Montenegro Prime Minister Milo Djukanovic has long dominated the small Balkan country, serving several times as premier and once as president since 1991

(AFP/File)

Montenegro's veteran leader Milo Djukanovic will not continue as prime minister in the next government according to his party, which topped recent parliamentary polls.

The Democratic Party of Socialists (DPS) late Tuesday said the party's management had decided to propose Djukanovic's deputy and former national security chief, Dusko Markovic, as candidate for prime minister-designate.

A party committee was expected to approve the decision later Wednesday.

Markovic, a close ally of Djukanovic, would then be tasked with forming a new government after the DPS took just 36 of the 81 seats in parliament, meaning it requires coalition partners to rule.

Djukanovic, who was set to remain party leader, has long dominated the small Balkan country, serving several times as premier and once as president since 1991.

The 54-year-old twice previously stepped down as prime minister but retained party leadership -- once in 2006 and again in 2010 -- both times returning to power after a two-year break.

He led Montenegro to independence from Serbia in 2006 and has since brought it to the doorstep of NATO and European Union membership, but his critics accuse him of corruption, cronyism and links to widespread organised crime.

Djukanovic, who faced large anti-government rallies last year, pitched the recent election as a choice between ties with the West or with traditional Slavic ally Russia, whom he accuses of funding opposition parties.

Mystery plot

The vote was marred by Montenegrin police's arrest of 20 Serbians accused of planning anti-government attacks.
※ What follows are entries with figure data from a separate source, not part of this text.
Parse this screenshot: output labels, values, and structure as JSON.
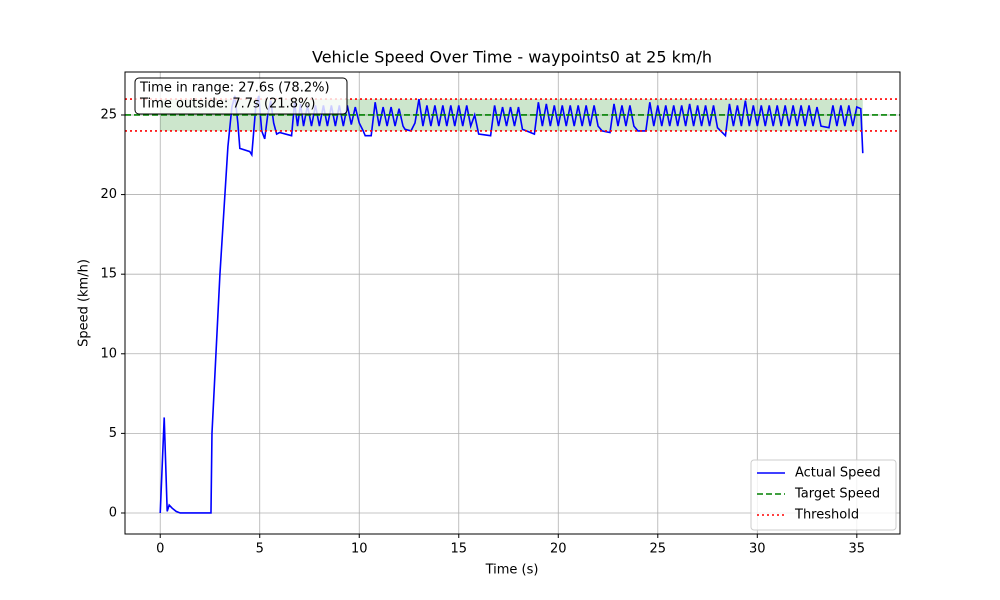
{
  "chart_data": {
    "type": "line",
    "title": "Vehicle Speed Over Time - waypoints0 at 25 km/h",
    "x_label": "Time (s)",
    "y_label": "Speed (km/h)",
    "x": [
      0,
      0.2,
      0.35,
      0.45,
      0.6,
      0.8,
      1.0,
      2.0,
      2.55,
      2.6,
      3.0,
      3.4,
      3.6,
      3.75,
      3.9,
      4.0,
      4.5,
      4.6,
      4.8,
      4.95,
      5.1,
      5.25,
      5.4,
      5.55,
      5.7,
      5.85,
      6.0,
      6.6,
      6.75,
      6.9,
      7.05,
      7.2,
      7.4,
      7.6,
      7.8,
      8.0,
      8.2,
      8.4,
      8.6,
      8.8,
      9.0,
      9.2,
      9.4,
      9.6,
      9.8,
      10.0,
      10.2,
      10.3,
      10.6,
      10.8,
      11.0,
      11.2,
      11.4,
      11.6,
      11.8,
      12.0,
      12.2,
      12.3,
      12.6,
      12.8,
      13.0,
      13.2,
      13.4,
      13.6,
      13.8,
      14.0,
      14.2,
      14.4,
      14.6,
      14.8,
      15.0,
      15.2,
      15.4,
      15.6,
      15.8,
      16.0,
      16.6,
      16.8,
      17.0,
      17.2,
      17.4,
      17.6,
      17.8,
      18.0,
      18.2,
      18.4,
      18.8,
      19.0,
      19.2,
      19.4,
      19.6,
      19.8,
      20.0,
      20.2,
      20.4,
      20.6,
      20.8,
      21.0,
      21.2,
      21.4,
      21.6,
      21.8,
      22.0,
      22.2,
      22.6,
      22.8,
      23.0,
      23.2,
      23.4,
      23.6,
      23.8,
      24.0,
      24.2,
      24.4,
      24.6,
      24.8,
      25.0,
      25.2,
      25.4,
      25.6,
      25.8,
      26.0,
      26.2,
      26.4,
      26.6,
      26.8,
      27.0,
      27.2,
      27.4,
      27.6,
      27.8,
      28.0,
      28.4,
      28.6,
      28.8,
      29.0,
      29.2,
      29.4,
      29.6,
      29.8,
      30.0,
      30.2,
      30.4,
      30.6,
      30.8,
      31.0,
      31.2,
      31.4,
      31.6,
      31.8,
      32.0,
      32.2,
      32.4,
      32.6,
      32.8,
      33.0,
      33.2,
      33.6,
      33.8,
      34.0,
      34.2,
      34.4,
      34.6,
      34.8,
      35.0,
      35.2,
      35.3
    ],
    "series": [
      {
        "name": "Actual Speed",
        "color": "#0000ff",
        "values": [
          0,
          6.0,
          0.1,
          0.5,
          0.3,
          0.1,
          0,
          0,
          0,
          5,
          15,
          23,
          25.5,
          26.2,
          24.5,
          22.9,
          22.7,
          22.5,
          25.5,
          26.2,
          24.0,
          23.5,
          25.0,
          25.9,
          24.5,
          23.8,
          23.9,
          23.7,
          25.8,
          24.3,
          25.7,
          24.3,
          25.6,
          24.3,
          25.6,
          24.3,
          25.6,
          24.3,
          25.6,
          24.3,
          25.6,
          24.3,
          25.6,
          24.4,
          25.5,
          24.5,
          24.0,
          23.7,
          23.7,
          25.8,
          24.3,
          25.5,
          24.3,
          25.5,
          24.3,
          25.4,
          24.3,
          24.1,
          24.0,
          24.5,
          26.0,
          24.3,
          25.6,
          24.3,
          25.6,
          24.3,
          25.6,
          24.3,
          25.6,
          24.3,
          25.6,
          24.3,
          25.6,
          24.3,
          25.0,
          23.8,
          23.7,
          25.6,
          24.3,
          25.5,
          24.3,
          25.5,
          24.3,
          25.5,
          24.1,
          24.0,
          23.8,
          25.8,
          24.3,
          25.7,
          24.3,
          25.6,
          24.3,
          25.6,
          24.3,
          25.6,
          24.3,
          25.6,
          24.3,
          25.6,
          24.3,
          25.6,
          24.3,
          24.0,
          23.9,
          25.7,
          24.3,
          25.6,
          24.3,
          25.6,
          24.3,
          24.0,
          24.0,
          24.0,
          25.8,
          24.3,
          25.6,
          24.3,
          25.6,
          24.3,
          25.6,
          24.3,
          25.6,
          24.3,
          25.7,
          24.3,
          25.6,
          24.3,
          25.6,
          24.3,
          25.6,
          24.2,
          23.7,
          25.7,
          24.3,
          25.6,
          24.3,
          25.9,
          24.3,
          25.6,
          24.3,
          25.6,
          24.3,
          25.6,
          24.3,
          25.6,
          24.3,
          25.6,
          24.3,
          25.6,
          24.3,
          25.6,
          24.3,
          25.6,
          24.3,
          25.5,
          24.3,
          24.2,
          25.6,
          24.3,
          25.6,
          24.3,
          25.6,
          24.3,
          25.5,
          25.4,
          22.6
        ]
      }
    ],
    "target": {
      "name": "Target Speed",
      "value": 25,
      "color": "#008000"
    },
    "threshold": {
      "name": "Threshold",
      "values": [
        24,
        26
      ],
      "color": "#ff0000"
    },
    "annotation": [
      "Time in range: 27.6s (78.2%)",
      "Time outside: 7.7s (21.8%)"
    ],
    "xlim": [
      -1.77,
      37.17
    ],
    "ylim": [
      -1.32,
      27.7
    ],
    "xticks": [
      0,
      5,
      10,
      15,
      20,
      25,
      30,
      35
    ],
    "yticks": [
      0,
      5,
      10,
      15,
      20,
      25
    ],
    "grid": true,
    "legend": "lower right"
  }
}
Their detentions were dismissed by the opposition as DPS propaganda.

Fourteen of the those arrested, including retired Serbian police chief Bratislav Dikic, have been placed under one-month detention while the other six were released.

Serbia's Prime Minister Aleksandar Vucic initially questioned the timing of the arrests, but said earlier this week that authorities in Belgrade had also made detentions over "illegal activities" prepared for Montenegro.

Vucic did not give more details about those arrested, but said there was evidence that certain people had "followed the movements of Montenegro's prime minister".

Montenegro was invited to join NATO in December, a decision yet to be ratified by Podgorica and existing member-states.

The Democratic Front, Montenegro's main opposition bloc which won 18 seats, openly calls for closer ties with Russia and is against membership of either the EU or NATO, calling for a referendum on joining military alliance.

Other opposition groups have more nuanced positions -- some are pro-EU but would also like a referendum on NATO.

The issue of NATO accession divides the country's 620,000 people, who remember the alliance's 1999 bombing of the Federal Republic of Yugoslavia, of which Montenegro was then part.

Critics however accuse Djukanovic of exploiting geopolitical rivalries as a way to distract from domestic problems and economic woes, which weigh more heavily on the population.